Hi Jonathan (and everybody else on the list),

If I remember correctly, the geonotices are targeted to a rectangular area whose coordinates you supply, so it can be UK-wide or narrowed down to a particular region. If you write the geonotice, you can determine who is likely to see it, within the margin of error for geolocation of IPs, of course.

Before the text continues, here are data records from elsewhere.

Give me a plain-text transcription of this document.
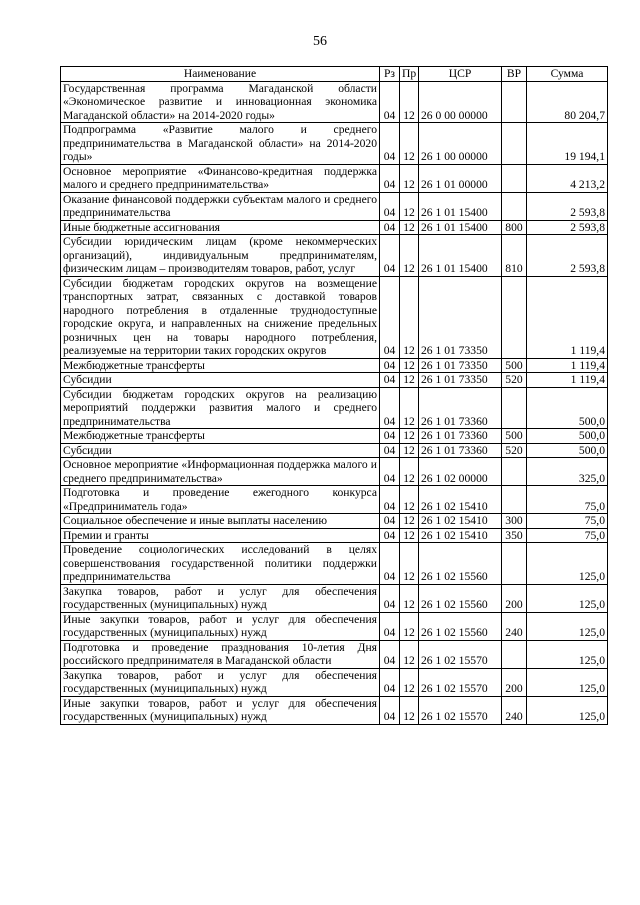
56
Наименование	Рз	Пр	ЦСР	ВР	Сумма
Государственная программа Магаданской области «Экономическое развитие и инновационная экономика Магаданской области» на 2014-2020 годы»	04	12	26 0 00 00000		80 204,7
Подпрограмма «Развитие малого и среднего предпринимательства в Магаданской области» на 2014-2020 годы»	04	12	26 1 00 00000		19 194,1
Основное мероприятие «Финансово-кредитная поддержка малого и среднего предпринимательства»	04	12	26 1 01 00000		4 213,2
Оказание финансовой поддержки субъектам малого и среднего предпринимательства	04	12	26 1 01 15400		2 593,8
Иные бюджетные ассигнования	04	12	26 1 01 15400	800	2 593,8
Субсидии юридическим лицам (кроме некоммерческих организаций), индивидуальным предпринимателям, физическим лицам – производителям товаров, работ, услуг	04	12	26 1 01 15400	810	2 593,8
Субсидии бюджетам городских округов на возмещение транспортных затрат, связанных с доставкой товаров народного потребления в отдаленные труднодоступные городские округа, и направленных на снижение предельных розничных цен на товары народного потребления, реализуемые на территории таких городских округов	04	12	26 1 01 73350		1 119,4
Межбюджетные трансферты	04	12	26 1 01 73350	500	1 119,4
Субсидии	04	12	26 1 01 73350	520	1 119,4
Субсидии бюджетам городских округов на реализацию мероприятий поддержки развития малого и среднего предпринимательства	04	12	26 1 01 73360		500,0
Межбюджетные трансферты	04	12	26 1 01 73360	500	500,0
Субсидии	04	12	26 1 01 73360	520	500,0
Основное мероприятие «Информационная поддержка малого и среднего предпринимательства»	04	12	26 1 02 00000		325,0
Подготовка и проведение ежегодного конкурса «Предприниматель года»	04	12	26 1 02 15410		75,0
Социальное обеспечение и иные выплаты населению	04	12	26 1 02 15410	300	75,0
Премии и гранты	04	12	26 1 02 15410	350	75,0
Проведение социологических исследований в целях совершенствования государственной политики поддержки предпринимательства	04	12	26 1 02 15560		125,0
Закупка товаров, работ и услуг для обеспечения государственных (муниципальных) нужд	04	12	26 1 02 15560	200	125,0
Иные закупки товаров, работ и услуг для обеспечения государственных (муниципальных) нужд	04	12	26 1 02 15560	240	125,0
Подготовка и проведение празднования 10-летия Дня российского предпринимателя в Магаданской области	04	12	26 1 02 15570		125,0
Закупка товаров, работ и услуг для обеспечения государственных (муниципальных) нужд	04	12	26 1 02 15570	200	125,0
Иные закупки товаров, работ и услуг для обеспечения государственных (муниципальных) нужд	04	12	26 1 02 15570	240	125,0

As it's about as difficult to write a personal email as it is to write a personal talk page message (possibly easier if you use MailChimp), I wouldn't attach a lot of weight to the separate argument.

Cheers
-- 
Rexx



On 17 March 2015 at 10:24, Jonathan Cardy <jonathan.cardy@wikimedia.org.uk> wrote:

Hi Rexxs, I use my watchlist and my home pc gets watchlist messages geotargetted to London and the south east. But I don't know what proportion of other editors use their watchlist, or what proportion have an ip address that we geocode to the right region. So yes I would suggest using talkpage messages as well. But i have  no knowledge as to the proportion of Scottish editors whose IP geolocates to Scotland, and without knowing that you can't know how effective this might be. 

Then of course there is the separate argument that a personal note on your talkpage is more, well personal.

On 16 Mar 2015 22:22, "rexx" <rexx@blueyonder.co.uk> wrote:
Ally, the problem I foresee is that if your casual Scottish contributor doesn't see the notifications because he isn't logged in, he won't see your talk page messages (because he isn't logged in).

The low-tech solution is to collect email addresses of folks who are interested in meetups and make them into a mailing group - then send out a group email with the url of the signup page as soon as you know about a meetup.

-- 
Rexx



On 16 March 2015 at 20:32, Charles Matthews <charles.r.matthews@ntlworld.com> wrote:
On 16 March 2015 at 14:56, Crockford, Ally <a.crockford@nls.uk> wrote:
Hi all,

I've been having a think about meetups and regional outreach. A casual/occasional contributor in Scotland mentioned that he didn't know about the meetups until too late and would have been interested in coming, but as he wasn't always logged in he was missing the notifications and wasn't seeing notices elsewhere.

I was wondering whether it would be possible to track a specific category's newly-added users (i.e. users who add [[Category:Wikipedians in Scotland]], to make it easier to post messages about meetups etc. on talk pages?

I know I've been contacted on my talk page as part of the Gender Gap task force for things, but I'm not sure whether that was someone manually contacting participants or if there's a way to streamline this.

Any thoughts or input would be greatly appreciated.


Two thoughts.

First, going back before the watchlist notices, which in fact were a revolution in meetup organisation, I did leave numerous talk page invitations, based on categories and other indications on user pages. I put in a couple of hours pasting each time.

Second, current conditions are convincing me that I should probably find out about Eventbrite pages, since at least in Cambridge they seem to be part of the expected publicity effort in our general sector. 

I'm actually also using standard techniques - email invitations and a list - which are lo-tech by today's standards. I think there is a point here about diversity of attendance, because one-club golf in publicising events leads to homogeneity.